DataGravity has released what it claims to be the first ever storage product combined with big data tools for IT administrators, audit and business users.

The patent-pending Discovery Series flash-optimised array can query file up to 400 formats from text files to Adobe PDF through its HTML5 user interface (UI). IT administrators and business users can see which employees are creating, modifying and reading files in real-time with visualisations on the Discovery Series dashboard.

All personally identifiable information employees might save, like credit card and national insurance numbers, are indexed and flagged on the interface. Users can perform a risk analysis to see who has accessed this personal information and track interactions over time.

The storage and analytics package, the first release from CEO Paula Long's (founder of Dell-acquired EqualLogic) and president John Joseph's storage company, is tapping into the struggle companies are facing with unstructured data, which is costly and often split into departmental silos, rendering it impractical for business insight.

Long and Joseph told ComputerworldUK it is the first on the market to offer a storage and analysis combination for mid-sized companies - offering more value for organisations' spiralling storage costs.

“Getting intelligence from unstructured data has traditionally meant a long, expensive journey and complicated, layered products on top of primary storage. That’s not attainable for most mid-market organisations,” said Long.

“The future of storage is about much more than just the data container; it’s about delivering integrated technology that lets users hear what the data they’re storing has to say about their business, and we see that future starting now.”

Organisations are becoming increasingly aware of the importance of data visibility, up to the board level. Improved data governance can open up new revenue streams, increase customer satisfaction and reduce costs, aside from better assessing risk, Jim Orr, Information Builders’ data governance expert recently wrote in a blog post on ComputerworldUK.

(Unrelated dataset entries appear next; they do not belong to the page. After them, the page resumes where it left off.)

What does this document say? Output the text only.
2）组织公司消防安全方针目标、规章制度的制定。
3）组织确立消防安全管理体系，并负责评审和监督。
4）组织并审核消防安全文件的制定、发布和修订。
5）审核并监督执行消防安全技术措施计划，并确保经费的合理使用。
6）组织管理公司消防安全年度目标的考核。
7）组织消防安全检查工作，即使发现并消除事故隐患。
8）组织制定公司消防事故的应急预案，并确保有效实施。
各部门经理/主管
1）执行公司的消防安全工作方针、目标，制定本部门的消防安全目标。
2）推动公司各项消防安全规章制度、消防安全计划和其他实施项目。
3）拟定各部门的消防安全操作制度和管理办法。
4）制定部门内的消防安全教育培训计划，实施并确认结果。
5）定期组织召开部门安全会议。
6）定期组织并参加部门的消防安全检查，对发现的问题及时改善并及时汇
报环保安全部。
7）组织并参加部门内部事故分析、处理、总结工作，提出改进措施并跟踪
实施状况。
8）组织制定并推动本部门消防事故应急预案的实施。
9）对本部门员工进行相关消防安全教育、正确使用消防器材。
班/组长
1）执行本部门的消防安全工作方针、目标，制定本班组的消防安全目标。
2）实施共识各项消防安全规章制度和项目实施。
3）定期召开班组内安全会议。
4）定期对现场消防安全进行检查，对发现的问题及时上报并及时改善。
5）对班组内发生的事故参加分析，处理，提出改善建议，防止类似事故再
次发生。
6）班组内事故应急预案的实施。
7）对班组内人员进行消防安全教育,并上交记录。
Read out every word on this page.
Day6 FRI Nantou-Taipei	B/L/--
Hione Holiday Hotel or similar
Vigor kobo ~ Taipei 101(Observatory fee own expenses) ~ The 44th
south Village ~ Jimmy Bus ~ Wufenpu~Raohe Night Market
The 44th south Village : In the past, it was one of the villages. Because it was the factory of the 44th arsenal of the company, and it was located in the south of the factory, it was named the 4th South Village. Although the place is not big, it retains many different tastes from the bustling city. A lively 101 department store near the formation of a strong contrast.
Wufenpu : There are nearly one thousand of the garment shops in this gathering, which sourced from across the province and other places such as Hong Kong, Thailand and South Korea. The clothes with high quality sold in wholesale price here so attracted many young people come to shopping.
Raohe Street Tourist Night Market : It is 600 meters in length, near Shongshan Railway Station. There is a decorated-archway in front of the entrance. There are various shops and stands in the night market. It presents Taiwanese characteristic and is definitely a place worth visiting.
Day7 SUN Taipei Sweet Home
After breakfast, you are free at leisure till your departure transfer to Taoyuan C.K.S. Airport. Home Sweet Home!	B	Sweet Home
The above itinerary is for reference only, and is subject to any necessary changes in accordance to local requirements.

“The unstructured data dilemma is growing, and International Data Corporation (IDC) has been predicting technology would catch up to provide an answer to the market demand,” added Laura Dubois, program vice president of storage at IDC.

“The DataGravity approach is transformational in an industry where innovation has been mostly incremental.”

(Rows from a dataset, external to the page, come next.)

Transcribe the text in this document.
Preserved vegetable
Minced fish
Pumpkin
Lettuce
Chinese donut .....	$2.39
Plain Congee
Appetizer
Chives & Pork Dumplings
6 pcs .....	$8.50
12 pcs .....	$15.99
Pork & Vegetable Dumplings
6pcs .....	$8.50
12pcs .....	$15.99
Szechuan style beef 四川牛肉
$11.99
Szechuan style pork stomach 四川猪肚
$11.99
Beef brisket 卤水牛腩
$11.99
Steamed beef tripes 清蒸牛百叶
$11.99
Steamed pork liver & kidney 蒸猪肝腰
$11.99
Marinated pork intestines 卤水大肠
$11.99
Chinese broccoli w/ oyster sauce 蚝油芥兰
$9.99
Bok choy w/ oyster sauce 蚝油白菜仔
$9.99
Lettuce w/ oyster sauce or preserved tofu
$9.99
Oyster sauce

While other companies offer similar combined storage and analytics products, like Oracle’s Exalytics BI tool, the Discovery Series serves a different purpose. For example, Exalytics is a BI platform, designed for fast structured data analytics for the high end of the market, DataGravity said.

"DataGravity offers a primary storage array for the mid-tier with built in data insights. Our insights are focused on informing the IT Administrator, audit and business user," Long said.

Data recovery

The line of arrays offer “instant recovery and zero impact” Joseph told ComputerworldUK. Copies are saved on the primary and the secondary controller (Intel node) so backups are unaffected if the primary storage is damaged.

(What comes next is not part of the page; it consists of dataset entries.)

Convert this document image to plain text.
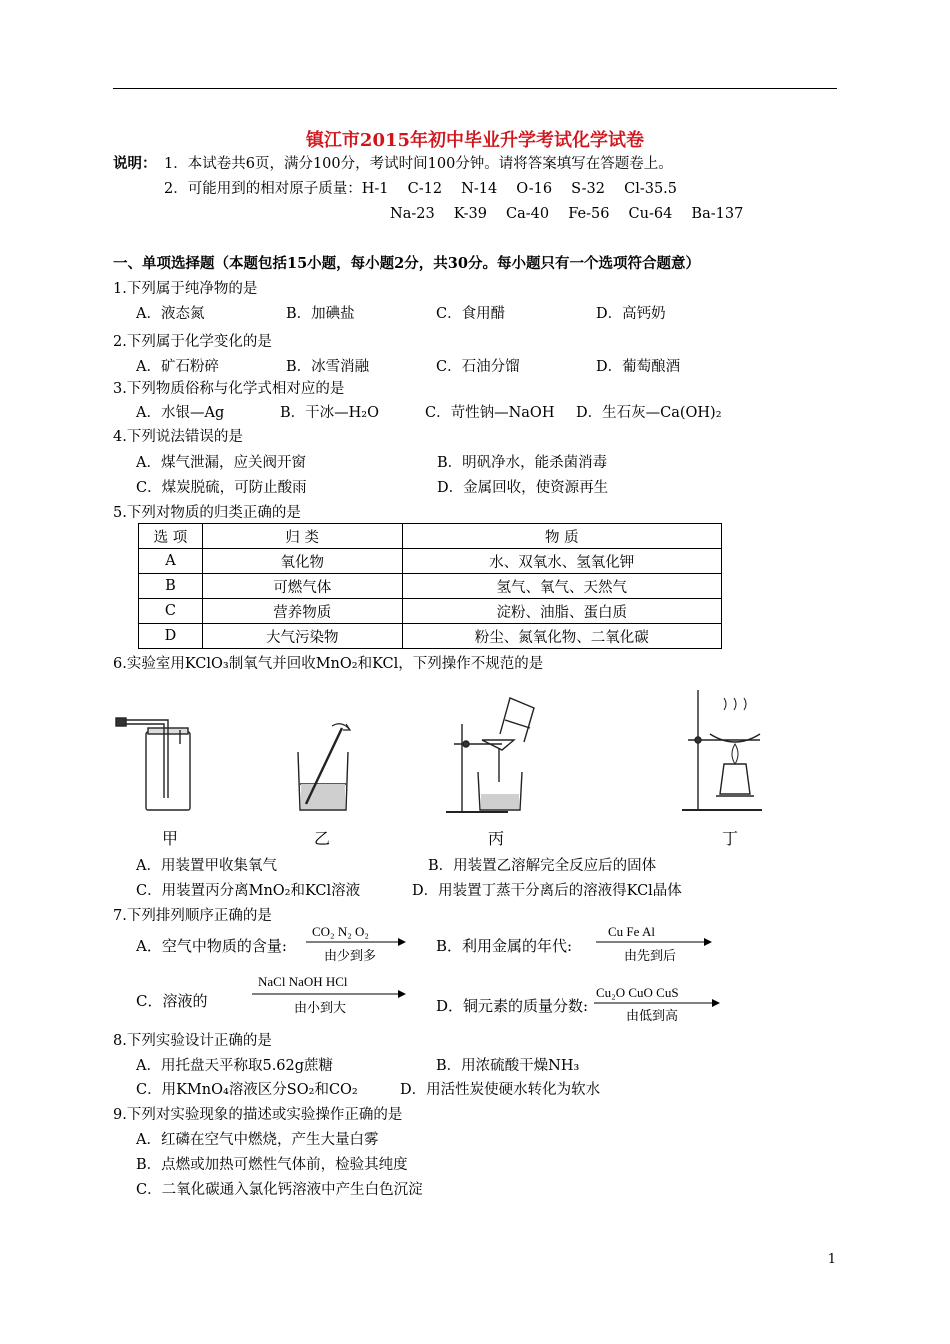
镇江市2015年初中毕业升学考试化学试卷
说明： 1．本试卷共6页，满分100分，考试时间100分钟。请将答案填写在答题卷上。
2．可能用到的相对原子质量：H-1　 C-12　 N-14　 O-16　 S-32　 Cl-35.5
Na-23　 K-39　 Ca-40　 Fe-56　 Cu-64　 Ba-137
一、单项选择题（本题包括15小题，每小题2分，共30分。每小题只有一个选项符合题意）
1.下列属于纯净物的是
A．液态氮	B．加碘盐	C．食用醋	D．高钙奶
2.下列属于化学变化的是
A．矿石粉碎	B．冰雪消融	C．石油分馏	D．葡萄酿酒
3.下列物质俗称与化学式相对应的是
A．水银—Ag	B．干冰—H₂O	C．苛性钠—NaOH D．生石灰—Ca(OH)₂
4.下列说法错误的是
A．煤气泄漏，应关阀开窗	B．明矾净水，能杀菌消毒
C．煤炭脱硫，可防止酸雨	D．金属回收，使资源再生
5.下列对物质的归类正确的是
选 项	归 类	物 质
A	氧化物	水、双氧水、氢氧化钾
B	可燃气体	氢气、氧气、天然气
C	营养物质	淀粉、油脂、蛋白质
D	大气污染物	粉尘、氮氧化物、二氧化碳
6.实验室用KClO₃制氧气并回收MnO₂和KCl，下列操作不规范的是
甲	乙	丙	丁
A．用装置甲收集氧气	B．用装置乙溶解完全反应后的固体
C．用装置丙分离MnO₂和KCl溶液	D．用装置丁蒸干分离后的溶液得KCl晶体
7.下列排列顺序正确的是
A．空气中物质的含量:
CO₂ N₂ O₂
由少到多
B．利用金属的年代:
Cu Fe Al
由先到后
C．溶液的
NaCl NaOH HCl
由小到大	D．铜元素的质量分数:
Cu₂O CuO CuS
由低到高
8.下列实验设计正确的是
A．用托盘天平称取5.62g蔗糖	B．用浓硫酸干燥NH₃
C．用KMnO₄溶液区分SO₂和CO₂	D．用活性炭使硬水转化为软水
9.下列对实验现象的描述或实验操作正确的是
A．红磷在空气中燃烧，产生大量白雾
B．点燃或加热可燃性气体前，检验其纯度
C．二氧化碳通入氯化钙溶液中产生白色沉淀
1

The Discovery Series, the first product from DataGravity, supports NFS, CIFS/SMB and iSCI LUNs, and can manage virtual machines (VMs) natively.

A 48TB and 96TB arrays are available to buy in the US, priced between $50,000 and $100,000 with a one-off fee “for now”, the CEO told ComputerworldUK. UK customers can expect to see it on the market next year.

DataGravity is privately funded by Andreessen Horowitz, Charles River Ventures and General Catalyst Partners. DataGravity has raised $42 million to date and was founded in 2012.

CEO Paula Long is one of the founders of EqualLogic which was acquired by Dell, in 2008, for $1.4 billion. It was the largest cash-only payout ever for a venture-backed firm at that time.